The African American Studies Concentration
Students in this field are expected to understand the basic themes and ideas that structure interdisciplinary work in African American Studies. The concentration provides students an opportunity to focus their studies in one of three subfields: 1) African American Culture and Life; 2) Global Race and Ethnicity; and 3) Race and Public Policy. With a combination of courses and interdisciplinary research opportunities, students who complete the African American Studies concentration will be equipped with the critical and analytical skills that will prepare them for a range of professions. They will be highly qualified to pursue graduate work in the field or its cognate disciplines, and prepared to enter a society in which race continues to be salient.

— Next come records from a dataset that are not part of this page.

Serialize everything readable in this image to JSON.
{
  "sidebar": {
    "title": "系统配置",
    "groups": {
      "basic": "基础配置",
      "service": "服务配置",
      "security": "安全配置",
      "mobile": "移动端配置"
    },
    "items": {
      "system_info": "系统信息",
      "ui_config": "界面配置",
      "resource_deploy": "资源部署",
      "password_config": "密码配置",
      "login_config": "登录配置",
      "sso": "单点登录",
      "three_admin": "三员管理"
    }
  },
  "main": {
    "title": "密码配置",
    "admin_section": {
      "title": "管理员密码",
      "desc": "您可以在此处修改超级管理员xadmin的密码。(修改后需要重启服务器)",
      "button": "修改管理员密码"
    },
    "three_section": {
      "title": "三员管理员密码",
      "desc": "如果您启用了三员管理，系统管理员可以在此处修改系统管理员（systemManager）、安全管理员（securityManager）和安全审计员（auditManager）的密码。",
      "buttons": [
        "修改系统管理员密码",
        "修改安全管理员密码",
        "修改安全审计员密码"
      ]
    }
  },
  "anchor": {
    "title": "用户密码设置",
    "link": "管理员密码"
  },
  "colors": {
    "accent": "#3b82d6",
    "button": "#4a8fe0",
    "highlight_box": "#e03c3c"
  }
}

The African American Studies Subfields
The curriculum reflects the complex interplay between political, economic, and cultural forces that shape our understanding of the historic achievements and struggles of African-descended people in this country and their relation to others around the world. Toward that end, the course of study is organized into three thematic subfields:
- Global Race and Ethnicity: Using race and ethnicity as a lens, students are introduced to a critical perspective and approach to the examination of American institutions (e.g., schools, families, prisons, etc.). They are also exposed to other related questions such as the formation of racial and ethnic identities and the nature of inequality in an increasingly global context.
- African American Culture and Life: Drawing on the insights of cultural studies, broadly understood, students encounter the rich history, literature, religion, and the arts of African Americans. Moreover, pushing the boundaries of historical accounts of African American life beyond U.S. national borders to include the diaspora in all of its diversity and plurality, this subfield also familiarizes students with many of the contributions of African-descended peoples around the world.
- Race and Public Policy: Exploring, among other things, the historical, cultural, political, and economic causes and consequences of problems facing African American communities, students examine the various initiatives that have defined American public policies in relation to race. In addition, they are challenged to assess the implications for creating and implementing effective public policies that directly relate to communities of color in the United States.
Early concentration is open to spring semester sophomores who have completed the prerequisite for entry into the department by the end of the fall semester of sophomore year. It allows students to make an early start on independent work and is especially useful for students planning to study abroad junior year.
Admission to the Program
Prerequisite for entry into the African American Studies concentration is the successful completion on a graded basis of the core course, AAS 201 Introduction to the Study of African American Cultural Practices.
Program of Study
Junior Year. During the fall term all juniors will participate in a colloquium with a member or members of the faculty. Students are expected to produce a research paper at the conclusion of the colloquium. The paper should be related to the topic of the junior seminar. In the spring term, juniors will complete independent work that includes independent reading and the writing of the junior paper working with a faculty advisor.
Senior Year. During the senior year each student, with the guidance of a faculty advisor, must complete independent work, which consists of writing a thesis. The senior thesis will then serve as the basis of the senior comprehensive exam.
Senior Departmental Examination
The comprehensive examination in the department consists of an oral examination based on the senior thesis and related topics.
Certificate of Proficiency
Undergraduate students may apply for formal admission to the certificate program at any time once they have taken and achieved a satisfactory standing in the core course, AAS 201, Introduction to the Study of African American Cultural Practices.
In addition to taking AAS 201, students seeking a certificate are required to take two core courses in African American Studies, at least one of which must focus on the pre-20th century era (marked with an * below). Qualifying courses include:
AAS 353/ENG 352 African American Literature: Origins to 1910*
AAS 359/ENG 366 African American Literature: Harlem Renaissance to Present
AAS 366/HIS 386 African American History to 1863*
AAS 367/HIS 387 African American History from Reconstruction to the Present
Students must also take two additional courses. We strongly urge that they select these additional courses from either the Race and Public Policy subfield, or the Global Race and Ethnicity subfield. These can be regular AAS courses, cross-listed AAS courses, courses from our Approved Cognates List. To get approval for cognate courses not already on our list, a student must submit the course syllabus for review to the Director of Undergraduate Studies.